Des résultats tangibles
Huit cessions ont déjà été organisées et les premiers retours des participants montrent la pertinence du projet. « C’était l’un des très rares endroits où nous pouvions nous défouler, évacuer le stress et partager notre ressenti. Mais surtout il s’agissait d’une opportunité de quitter, même pour un court instant, ce marasme quotidien d’atrocités afin de revenir plus motivés. » raconte Joséphine*, cheffe scoute à Alep. L’engagement des initiateurs et des partenaires du projet se reflète dans chaque aspect de sa mise en œuvre. L’équipe d’Al Mazeed, forte d’une expérience acquise avec des projets similaires menés suite à la double explosion au Port de Beyrouth le 4 août 2020 (événement précurseur de la création de cette ONG), a su créer un environnement propice à la croissance personnelle et spirituelle des participants. « C’était une nouvelle expérience, à la fois une fenêtre sur soi-même, mais aussi une opportunité de rencontrer de nouvelles personnes et de tisser de solides liens. » confie Marie*, responsable d'un groupe de volontaires au sein d’une ONG.

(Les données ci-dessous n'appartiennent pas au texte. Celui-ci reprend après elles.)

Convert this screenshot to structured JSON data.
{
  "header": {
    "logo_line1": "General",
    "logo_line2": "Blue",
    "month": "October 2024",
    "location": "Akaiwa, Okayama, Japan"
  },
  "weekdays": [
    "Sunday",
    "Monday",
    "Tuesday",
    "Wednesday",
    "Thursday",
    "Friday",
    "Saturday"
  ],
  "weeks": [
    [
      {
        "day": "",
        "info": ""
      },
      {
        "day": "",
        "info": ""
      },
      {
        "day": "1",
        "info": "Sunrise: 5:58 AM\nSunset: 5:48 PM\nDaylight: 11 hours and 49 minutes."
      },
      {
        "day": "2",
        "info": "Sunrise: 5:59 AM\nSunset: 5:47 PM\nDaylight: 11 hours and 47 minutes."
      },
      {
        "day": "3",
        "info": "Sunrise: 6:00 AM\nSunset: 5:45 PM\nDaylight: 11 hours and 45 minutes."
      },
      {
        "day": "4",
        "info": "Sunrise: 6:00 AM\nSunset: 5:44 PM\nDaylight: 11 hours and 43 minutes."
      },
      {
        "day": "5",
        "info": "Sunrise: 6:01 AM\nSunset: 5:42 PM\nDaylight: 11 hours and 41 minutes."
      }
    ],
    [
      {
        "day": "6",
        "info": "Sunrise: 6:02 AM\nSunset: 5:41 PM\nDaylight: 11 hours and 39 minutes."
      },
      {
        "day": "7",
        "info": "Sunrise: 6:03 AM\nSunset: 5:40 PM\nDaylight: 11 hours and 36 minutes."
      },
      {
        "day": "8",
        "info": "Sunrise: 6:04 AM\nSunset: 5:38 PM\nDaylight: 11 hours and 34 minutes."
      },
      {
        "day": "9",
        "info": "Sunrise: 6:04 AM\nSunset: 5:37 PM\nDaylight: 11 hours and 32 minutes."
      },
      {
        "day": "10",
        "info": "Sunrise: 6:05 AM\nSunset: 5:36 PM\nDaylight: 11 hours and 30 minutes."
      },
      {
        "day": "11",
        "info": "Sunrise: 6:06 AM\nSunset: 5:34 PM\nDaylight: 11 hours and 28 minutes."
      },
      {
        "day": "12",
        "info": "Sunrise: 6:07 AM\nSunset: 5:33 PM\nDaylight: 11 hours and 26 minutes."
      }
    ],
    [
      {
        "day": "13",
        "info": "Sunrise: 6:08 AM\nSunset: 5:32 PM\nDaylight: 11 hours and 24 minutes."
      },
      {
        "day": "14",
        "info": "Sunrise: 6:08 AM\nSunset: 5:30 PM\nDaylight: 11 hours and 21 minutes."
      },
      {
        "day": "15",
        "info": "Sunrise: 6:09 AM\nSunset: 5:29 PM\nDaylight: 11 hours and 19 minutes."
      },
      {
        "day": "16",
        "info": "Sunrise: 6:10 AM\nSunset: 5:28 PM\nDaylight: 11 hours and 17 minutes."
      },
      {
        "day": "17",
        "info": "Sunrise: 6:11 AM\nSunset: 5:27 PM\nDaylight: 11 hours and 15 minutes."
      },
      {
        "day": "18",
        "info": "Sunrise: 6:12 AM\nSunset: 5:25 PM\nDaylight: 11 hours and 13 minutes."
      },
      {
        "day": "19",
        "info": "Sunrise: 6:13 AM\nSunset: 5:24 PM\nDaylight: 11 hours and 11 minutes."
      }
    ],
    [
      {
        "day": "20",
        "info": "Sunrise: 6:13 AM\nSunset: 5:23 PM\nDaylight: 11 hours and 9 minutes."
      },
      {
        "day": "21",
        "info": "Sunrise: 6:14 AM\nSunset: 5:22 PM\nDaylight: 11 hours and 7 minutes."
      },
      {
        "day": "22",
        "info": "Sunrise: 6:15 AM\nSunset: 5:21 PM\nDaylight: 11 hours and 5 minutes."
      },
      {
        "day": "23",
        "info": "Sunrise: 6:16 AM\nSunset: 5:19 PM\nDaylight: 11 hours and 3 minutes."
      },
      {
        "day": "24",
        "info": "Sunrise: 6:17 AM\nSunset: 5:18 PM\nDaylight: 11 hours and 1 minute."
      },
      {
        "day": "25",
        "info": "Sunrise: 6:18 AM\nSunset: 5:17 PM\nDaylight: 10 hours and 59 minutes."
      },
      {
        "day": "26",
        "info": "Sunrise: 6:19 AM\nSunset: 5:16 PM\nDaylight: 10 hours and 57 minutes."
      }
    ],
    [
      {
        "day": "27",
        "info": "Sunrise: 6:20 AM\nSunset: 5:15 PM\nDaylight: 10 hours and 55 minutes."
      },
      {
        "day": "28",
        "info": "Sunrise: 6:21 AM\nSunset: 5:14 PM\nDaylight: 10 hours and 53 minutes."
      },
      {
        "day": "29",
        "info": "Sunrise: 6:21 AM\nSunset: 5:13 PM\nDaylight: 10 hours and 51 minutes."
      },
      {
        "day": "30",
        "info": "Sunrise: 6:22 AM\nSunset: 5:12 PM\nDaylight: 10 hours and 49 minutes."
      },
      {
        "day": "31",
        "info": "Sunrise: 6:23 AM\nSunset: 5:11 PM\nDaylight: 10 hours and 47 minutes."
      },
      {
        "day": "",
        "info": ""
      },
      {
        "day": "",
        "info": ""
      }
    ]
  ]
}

Une réponse inédite aux besoins essentiels
Alors que le projet Ana Kamen touche à sa fin en mai-juin 2024, son impact durable se mesure à l’aune des transformations qu’il a engendrées. Les 200 participants, encadrés par des formateurs expérimentés, ont acquis des outils précieux pour faire face aux crises humanitaires auxquelles ils sont confrontés. C’est ce que note Carine*, activiste auprès d’une paroisse Syrienne . « Ce week-end a beaucoup changé ma perception des choses et surtout de moi-même. Parfois on ressent de la culpabilité à vouloir s’occuper de soi dans de tels moments. Ana kamen m’a appris que penser à soi, c’est aussi penser aux autres. »
Plus qu’une simple initiative, Ana Kamen » représente une réponse inédite et urgente aux besoins cruciaux des acteurs de terrain en Syrie. Et souligne ainsi l’importance vitale de prendre soin de ceux qui œuvrent sans relâche pour les autres.
*Les noms des participants ont été modifiés à leur demande pour préserver leur anonymat.